🤖 AI Summary
Existing V2X cooperative perception research predominantly relies on simulation or static datasets, lacking empirical validation of the real-time feasibility of intermediate fusion in dynamic, real-world scenarios.
Method: We propose the first online cooperative perception framework deployed on a real-world vehicle-infrastructure cooperative platform, supporting early-, intermediate-, and late-fusion paradigms. It achieves millisecond-level end-to-end latency for intermediate fusion in complex urban environments.

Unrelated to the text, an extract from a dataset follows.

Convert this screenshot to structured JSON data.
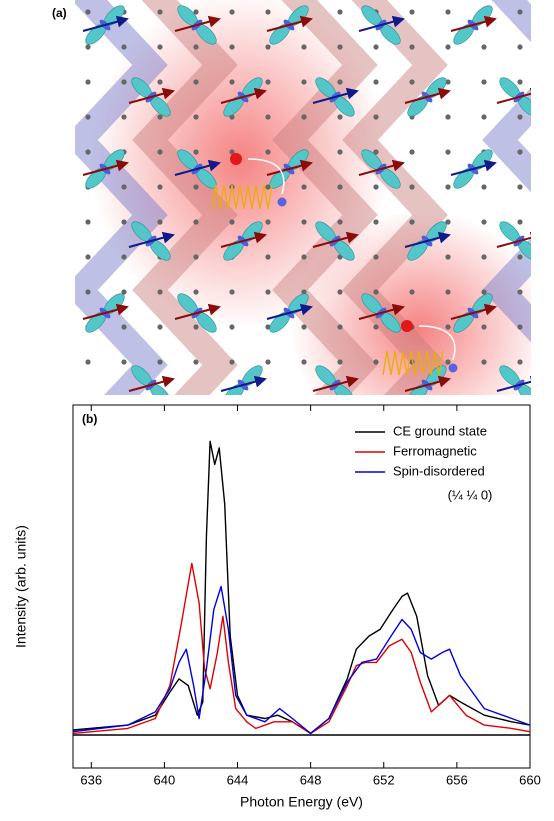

Contribution/Results: We introduce a novel synchronized ROS Bag-based dynamic V2X benchmark dataset with fine-grained annotations—comprising 25,028 test frames and 6,850 keyframe annotations. The system integrates multi-sensor spatiotemporal synchronization, low-latency V2X communication protocols, and a dynamic annotation toolchain. Experimental results demonstrate significant improvements in occluded-region perception accuracy. This work provides critical empirical validation and an open-source infrastructure for engineering deployment of V2X intermediate fusion.
📝 Abstract
Cooperative perception enabled by Vehicle-to-Everything (V2X) communication holds significant promise for enhancing the perception capabilities of autonomous vehicles, allowing them to overcome occlusions and extend their field of view. However, existing research predominantly relies on simulated environments or static datasets, leaving the feasibility and effectiveness of V2X cooperative perception especially for intermediate fusion in real-world scenarios largely unexplored. In this work, we introduce V2X-ReaLO, an open online cooperative perception framework deployed on real vehicles and smart infrastructure that integrates early, late, and intermediate fusion methods within a unified pipeline and provides the first practical demonstration of online intermediate fusion's feasibility and performance under genuine real-world conditions. Additionally, we present an open benchmark dataset specifically designed to assess the performance of online cooperative perception systems. This new dataset extends V2X-Real dataset to dynamic, synchronized ROS bags and provides 25,028 test frames with 6,850 annotated key frames in challenging urban scenarios. By enabling real-time assessments of perception accuracy and communication lantency under dynamic conditions, V2X-ReaLO sets a new benchmark for advancing and optimizing cooperative perception systems in real-world applications. The codes and datasets will be released to further advance the field.